O primeiro é o "taqueiro profissional, o clássico, aquele que comprou a aeronave para voar clandestinamente".

Em geral, gente do ramo que viu uma possibilidade de gerar receita própria, com custos menores do que o da aviação regular.

O segundo tipo, segundo Marinho, é o empresário que adquiriu um helicóptero e que, depois, passou a ter dificuldade para mantê-lo. "É o dono da rede de supermercados que comprou um helicóptero para ir para Angra (dos Reis, no litoral fluminense)", diz.

Um dia, um piloto ou algum amigo propõe usar a aeronave para transportar outras pessoas e usar esse dinheiro para ajudar nos custos de manutenção do helicóptero, que facilmente passam dos R$ 80 mil por ano. "Na hora que ele analisa, faz as contas, pronto: virou Taca", afirma Marinho.

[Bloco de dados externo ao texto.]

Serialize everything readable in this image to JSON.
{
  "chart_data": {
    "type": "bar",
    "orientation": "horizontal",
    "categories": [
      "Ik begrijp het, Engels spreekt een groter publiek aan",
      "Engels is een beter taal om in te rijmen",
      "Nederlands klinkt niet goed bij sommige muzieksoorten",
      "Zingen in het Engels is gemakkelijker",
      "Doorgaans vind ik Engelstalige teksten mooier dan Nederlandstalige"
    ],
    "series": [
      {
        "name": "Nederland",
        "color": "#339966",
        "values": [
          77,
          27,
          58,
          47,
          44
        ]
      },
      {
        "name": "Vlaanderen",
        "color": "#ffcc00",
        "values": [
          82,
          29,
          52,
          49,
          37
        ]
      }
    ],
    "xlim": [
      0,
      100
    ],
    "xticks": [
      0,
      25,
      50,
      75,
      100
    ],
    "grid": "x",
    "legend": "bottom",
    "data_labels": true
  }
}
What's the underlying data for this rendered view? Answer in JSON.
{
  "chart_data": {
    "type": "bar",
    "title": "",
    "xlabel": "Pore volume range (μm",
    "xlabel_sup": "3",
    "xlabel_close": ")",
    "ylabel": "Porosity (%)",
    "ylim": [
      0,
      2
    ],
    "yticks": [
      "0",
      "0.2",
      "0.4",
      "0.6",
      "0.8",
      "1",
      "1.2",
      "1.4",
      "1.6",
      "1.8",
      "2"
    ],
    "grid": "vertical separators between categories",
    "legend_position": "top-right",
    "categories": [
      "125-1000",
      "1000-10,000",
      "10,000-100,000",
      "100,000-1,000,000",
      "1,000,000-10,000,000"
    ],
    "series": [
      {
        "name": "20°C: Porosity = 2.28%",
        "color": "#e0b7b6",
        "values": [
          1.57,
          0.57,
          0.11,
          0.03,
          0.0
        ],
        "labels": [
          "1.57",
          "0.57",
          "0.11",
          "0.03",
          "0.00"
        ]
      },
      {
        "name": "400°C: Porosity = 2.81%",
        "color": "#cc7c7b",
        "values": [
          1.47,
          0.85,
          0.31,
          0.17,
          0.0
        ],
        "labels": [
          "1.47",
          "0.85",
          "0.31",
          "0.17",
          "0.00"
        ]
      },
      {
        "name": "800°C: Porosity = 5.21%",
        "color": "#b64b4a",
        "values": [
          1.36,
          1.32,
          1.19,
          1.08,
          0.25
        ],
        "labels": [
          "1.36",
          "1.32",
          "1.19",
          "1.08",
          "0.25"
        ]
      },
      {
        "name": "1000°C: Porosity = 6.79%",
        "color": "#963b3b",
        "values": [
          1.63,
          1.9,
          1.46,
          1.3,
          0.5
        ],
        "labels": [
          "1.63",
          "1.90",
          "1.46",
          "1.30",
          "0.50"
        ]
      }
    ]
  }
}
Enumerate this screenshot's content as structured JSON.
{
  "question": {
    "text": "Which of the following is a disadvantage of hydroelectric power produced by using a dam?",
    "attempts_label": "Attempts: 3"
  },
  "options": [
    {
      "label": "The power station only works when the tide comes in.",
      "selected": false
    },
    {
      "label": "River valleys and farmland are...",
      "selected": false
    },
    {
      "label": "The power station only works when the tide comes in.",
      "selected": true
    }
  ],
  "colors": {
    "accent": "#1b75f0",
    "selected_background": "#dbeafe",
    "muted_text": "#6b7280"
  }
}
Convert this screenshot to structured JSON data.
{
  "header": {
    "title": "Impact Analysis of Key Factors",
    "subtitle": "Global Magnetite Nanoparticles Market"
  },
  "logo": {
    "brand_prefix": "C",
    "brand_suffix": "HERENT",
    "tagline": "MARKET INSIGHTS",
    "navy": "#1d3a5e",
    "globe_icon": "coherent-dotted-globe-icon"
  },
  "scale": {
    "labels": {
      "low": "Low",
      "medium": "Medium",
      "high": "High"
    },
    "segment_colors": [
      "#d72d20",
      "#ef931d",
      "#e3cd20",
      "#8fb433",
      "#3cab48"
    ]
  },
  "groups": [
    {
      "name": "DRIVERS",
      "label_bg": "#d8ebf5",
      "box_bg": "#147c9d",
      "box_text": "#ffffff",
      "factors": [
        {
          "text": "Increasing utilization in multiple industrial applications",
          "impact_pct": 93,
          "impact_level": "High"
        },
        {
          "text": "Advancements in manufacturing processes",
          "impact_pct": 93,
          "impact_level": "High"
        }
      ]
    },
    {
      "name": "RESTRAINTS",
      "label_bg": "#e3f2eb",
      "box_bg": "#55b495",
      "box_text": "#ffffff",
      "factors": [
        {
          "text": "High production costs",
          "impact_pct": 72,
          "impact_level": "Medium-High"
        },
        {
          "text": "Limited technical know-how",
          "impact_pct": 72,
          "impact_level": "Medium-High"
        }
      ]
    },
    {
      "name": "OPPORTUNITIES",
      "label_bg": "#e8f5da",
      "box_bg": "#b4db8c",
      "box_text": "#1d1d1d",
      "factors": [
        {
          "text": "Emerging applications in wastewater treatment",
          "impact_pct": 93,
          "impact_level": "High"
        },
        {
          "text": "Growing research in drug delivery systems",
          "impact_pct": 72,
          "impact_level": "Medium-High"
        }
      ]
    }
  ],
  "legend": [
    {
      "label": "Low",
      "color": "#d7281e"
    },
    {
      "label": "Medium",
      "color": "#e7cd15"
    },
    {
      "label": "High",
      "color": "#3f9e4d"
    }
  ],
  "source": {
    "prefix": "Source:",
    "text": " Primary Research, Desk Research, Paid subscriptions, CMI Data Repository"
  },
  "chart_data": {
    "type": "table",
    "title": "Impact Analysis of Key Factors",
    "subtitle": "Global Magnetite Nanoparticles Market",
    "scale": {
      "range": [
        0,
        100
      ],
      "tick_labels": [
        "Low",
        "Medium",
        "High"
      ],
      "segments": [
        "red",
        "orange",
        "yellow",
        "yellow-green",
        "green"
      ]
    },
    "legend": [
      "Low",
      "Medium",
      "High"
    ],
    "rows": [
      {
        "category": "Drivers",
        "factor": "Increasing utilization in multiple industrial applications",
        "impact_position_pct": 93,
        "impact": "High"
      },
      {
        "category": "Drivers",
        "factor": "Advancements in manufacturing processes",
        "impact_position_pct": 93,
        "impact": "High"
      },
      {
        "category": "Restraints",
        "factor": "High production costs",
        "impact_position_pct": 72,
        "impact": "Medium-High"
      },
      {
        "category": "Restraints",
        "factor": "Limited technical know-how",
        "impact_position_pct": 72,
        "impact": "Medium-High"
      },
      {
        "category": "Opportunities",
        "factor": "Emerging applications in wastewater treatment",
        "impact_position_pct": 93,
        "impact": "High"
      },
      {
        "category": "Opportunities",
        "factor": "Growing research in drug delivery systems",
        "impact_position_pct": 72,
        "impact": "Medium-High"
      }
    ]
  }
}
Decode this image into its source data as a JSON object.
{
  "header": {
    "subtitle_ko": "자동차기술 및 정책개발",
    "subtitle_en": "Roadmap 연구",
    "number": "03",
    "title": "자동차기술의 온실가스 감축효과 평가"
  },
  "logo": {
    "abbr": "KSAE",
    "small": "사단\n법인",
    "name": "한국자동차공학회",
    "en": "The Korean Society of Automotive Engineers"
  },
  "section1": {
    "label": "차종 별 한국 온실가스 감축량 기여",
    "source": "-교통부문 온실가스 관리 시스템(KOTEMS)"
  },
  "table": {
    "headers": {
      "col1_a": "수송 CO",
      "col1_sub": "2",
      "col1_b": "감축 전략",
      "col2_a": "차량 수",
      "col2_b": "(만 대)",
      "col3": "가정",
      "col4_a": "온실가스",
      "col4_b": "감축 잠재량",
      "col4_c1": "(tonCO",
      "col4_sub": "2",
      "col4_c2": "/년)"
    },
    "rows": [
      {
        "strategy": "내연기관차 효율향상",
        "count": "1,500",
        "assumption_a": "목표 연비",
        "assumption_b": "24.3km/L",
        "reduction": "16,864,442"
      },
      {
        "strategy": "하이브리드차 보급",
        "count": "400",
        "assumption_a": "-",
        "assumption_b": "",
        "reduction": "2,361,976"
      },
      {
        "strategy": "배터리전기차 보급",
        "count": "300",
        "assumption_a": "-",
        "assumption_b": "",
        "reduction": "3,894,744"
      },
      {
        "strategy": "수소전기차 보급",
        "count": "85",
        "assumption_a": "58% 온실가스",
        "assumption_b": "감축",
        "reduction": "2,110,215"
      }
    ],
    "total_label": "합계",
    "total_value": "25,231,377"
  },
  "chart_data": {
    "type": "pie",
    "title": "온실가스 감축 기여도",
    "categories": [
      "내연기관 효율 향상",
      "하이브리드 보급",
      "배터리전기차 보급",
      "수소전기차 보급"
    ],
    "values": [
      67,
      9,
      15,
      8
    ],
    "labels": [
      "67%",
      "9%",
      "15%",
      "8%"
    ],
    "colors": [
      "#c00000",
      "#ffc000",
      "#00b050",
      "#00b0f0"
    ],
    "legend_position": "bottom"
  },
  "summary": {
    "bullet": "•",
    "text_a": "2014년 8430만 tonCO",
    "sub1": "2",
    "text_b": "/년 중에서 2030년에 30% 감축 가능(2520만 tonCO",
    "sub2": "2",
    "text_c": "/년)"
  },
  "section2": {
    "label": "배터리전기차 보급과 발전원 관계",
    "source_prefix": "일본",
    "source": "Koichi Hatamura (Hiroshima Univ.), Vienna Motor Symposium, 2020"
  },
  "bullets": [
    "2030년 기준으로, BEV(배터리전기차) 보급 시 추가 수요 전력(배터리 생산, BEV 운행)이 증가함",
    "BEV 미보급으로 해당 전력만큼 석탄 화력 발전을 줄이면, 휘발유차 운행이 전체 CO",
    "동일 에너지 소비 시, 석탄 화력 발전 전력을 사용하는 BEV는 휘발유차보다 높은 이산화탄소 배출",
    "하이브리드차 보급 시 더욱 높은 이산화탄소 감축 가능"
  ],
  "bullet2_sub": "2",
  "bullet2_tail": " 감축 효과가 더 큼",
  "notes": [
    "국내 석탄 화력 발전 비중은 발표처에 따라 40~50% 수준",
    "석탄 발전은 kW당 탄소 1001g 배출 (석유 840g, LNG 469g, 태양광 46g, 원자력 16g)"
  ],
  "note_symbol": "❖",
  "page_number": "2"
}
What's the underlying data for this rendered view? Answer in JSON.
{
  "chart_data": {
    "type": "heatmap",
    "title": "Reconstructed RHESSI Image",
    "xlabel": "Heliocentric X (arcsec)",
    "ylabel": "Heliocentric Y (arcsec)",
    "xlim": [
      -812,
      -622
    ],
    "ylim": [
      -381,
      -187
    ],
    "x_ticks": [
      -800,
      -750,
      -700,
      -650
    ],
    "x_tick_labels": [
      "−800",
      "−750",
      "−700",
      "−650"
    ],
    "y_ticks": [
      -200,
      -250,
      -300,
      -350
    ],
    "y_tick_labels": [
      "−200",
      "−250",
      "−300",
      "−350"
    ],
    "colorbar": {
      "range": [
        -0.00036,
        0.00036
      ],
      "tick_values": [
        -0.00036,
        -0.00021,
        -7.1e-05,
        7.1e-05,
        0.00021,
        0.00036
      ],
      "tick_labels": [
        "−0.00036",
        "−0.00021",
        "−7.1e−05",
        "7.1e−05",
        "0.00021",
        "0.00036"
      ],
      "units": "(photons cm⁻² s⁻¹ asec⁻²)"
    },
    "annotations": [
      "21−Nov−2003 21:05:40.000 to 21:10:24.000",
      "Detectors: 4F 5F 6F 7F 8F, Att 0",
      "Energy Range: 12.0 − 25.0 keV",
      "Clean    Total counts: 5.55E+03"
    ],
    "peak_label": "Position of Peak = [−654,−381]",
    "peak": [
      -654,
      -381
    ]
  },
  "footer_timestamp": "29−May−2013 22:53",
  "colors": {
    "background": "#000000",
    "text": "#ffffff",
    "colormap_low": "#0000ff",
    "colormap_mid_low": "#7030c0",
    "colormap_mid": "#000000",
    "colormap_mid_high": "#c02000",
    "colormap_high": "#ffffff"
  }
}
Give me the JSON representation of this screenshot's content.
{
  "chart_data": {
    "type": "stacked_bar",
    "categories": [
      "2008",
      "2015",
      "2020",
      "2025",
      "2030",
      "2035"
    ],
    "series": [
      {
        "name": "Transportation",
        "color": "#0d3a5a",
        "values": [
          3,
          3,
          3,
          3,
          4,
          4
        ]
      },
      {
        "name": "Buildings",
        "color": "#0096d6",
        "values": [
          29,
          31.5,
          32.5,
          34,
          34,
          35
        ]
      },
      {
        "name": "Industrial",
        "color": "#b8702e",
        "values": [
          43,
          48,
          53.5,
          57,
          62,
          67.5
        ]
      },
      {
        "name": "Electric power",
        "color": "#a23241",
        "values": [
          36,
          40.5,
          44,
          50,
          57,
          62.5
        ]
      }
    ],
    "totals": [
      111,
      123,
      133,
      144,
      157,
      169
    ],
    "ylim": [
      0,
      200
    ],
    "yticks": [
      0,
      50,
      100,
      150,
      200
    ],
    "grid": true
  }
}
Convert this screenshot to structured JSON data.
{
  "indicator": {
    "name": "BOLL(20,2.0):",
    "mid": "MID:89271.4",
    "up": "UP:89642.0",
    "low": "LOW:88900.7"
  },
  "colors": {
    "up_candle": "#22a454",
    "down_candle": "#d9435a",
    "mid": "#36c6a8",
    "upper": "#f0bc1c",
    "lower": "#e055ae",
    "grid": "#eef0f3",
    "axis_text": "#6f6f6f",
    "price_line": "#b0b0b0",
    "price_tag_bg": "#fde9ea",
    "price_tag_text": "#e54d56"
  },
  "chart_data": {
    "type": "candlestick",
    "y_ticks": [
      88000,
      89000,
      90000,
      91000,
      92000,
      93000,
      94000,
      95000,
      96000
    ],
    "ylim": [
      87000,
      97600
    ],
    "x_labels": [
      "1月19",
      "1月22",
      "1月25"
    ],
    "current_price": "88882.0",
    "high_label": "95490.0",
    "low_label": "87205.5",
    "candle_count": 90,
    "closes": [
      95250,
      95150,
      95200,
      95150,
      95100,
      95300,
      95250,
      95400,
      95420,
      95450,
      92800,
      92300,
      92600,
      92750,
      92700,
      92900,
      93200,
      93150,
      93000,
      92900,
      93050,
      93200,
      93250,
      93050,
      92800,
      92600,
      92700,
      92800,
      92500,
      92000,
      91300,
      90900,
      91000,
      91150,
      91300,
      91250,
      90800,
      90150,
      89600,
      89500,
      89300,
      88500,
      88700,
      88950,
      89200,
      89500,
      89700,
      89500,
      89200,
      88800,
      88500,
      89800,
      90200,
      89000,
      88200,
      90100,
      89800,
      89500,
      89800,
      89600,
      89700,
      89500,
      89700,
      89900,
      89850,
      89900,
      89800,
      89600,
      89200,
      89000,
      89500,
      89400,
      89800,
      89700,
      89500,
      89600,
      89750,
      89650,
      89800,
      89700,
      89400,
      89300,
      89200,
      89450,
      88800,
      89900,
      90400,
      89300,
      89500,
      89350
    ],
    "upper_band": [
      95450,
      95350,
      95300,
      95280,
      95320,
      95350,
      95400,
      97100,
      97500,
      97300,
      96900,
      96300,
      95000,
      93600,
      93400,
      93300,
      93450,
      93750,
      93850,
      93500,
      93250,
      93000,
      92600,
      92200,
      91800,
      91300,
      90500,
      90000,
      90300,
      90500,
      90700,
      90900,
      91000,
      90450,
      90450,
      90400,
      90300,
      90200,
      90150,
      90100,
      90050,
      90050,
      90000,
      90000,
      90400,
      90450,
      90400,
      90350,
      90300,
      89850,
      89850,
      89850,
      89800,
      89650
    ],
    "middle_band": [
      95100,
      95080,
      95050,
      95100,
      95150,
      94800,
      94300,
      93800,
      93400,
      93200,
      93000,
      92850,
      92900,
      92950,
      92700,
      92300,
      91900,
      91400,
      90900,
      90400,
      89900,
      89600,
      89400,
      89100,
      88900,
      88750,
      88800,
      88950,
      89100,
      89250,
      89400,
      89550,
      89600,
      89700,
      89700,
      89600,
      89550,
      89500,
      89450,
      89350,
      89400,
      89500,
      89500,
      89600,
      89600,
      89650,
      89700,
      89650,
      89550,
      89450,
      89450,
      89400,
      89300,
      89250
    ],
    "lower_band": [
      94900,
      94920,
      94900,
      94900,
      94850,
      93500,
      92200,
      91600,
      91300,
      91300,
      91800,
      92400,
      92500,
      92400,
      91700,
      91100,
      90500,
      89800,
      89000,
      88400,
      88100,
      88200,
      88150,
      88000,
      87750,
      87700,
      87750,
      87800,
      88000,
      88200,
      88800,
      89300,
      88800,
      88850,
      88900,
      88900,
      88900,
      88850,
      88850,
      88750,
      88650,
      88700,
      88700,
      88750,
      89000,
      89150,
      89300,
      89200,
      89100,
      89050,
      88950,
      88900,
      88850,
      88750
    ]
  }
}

Ele mantém a aeronave para seu uso, mas com os custos pagos pelas viagens piratas feitas quando não está usando-a.

O terceiro tipo é o dono de helicóptero que faz o frete "como favor" para políticos em campanha ou artistas e doa o voo no lugar da doação comum.

Cantores

Marinho destaca que recentemente as autoridades têm focado as ações nos voos de cantores, uma vez que é difícil explicar como carona o transporte específico no dia e horário que o artista precisa. "O ''''Taca'''' é o câncer da aviação." As informações são do jornal O Estado de S. Paulo.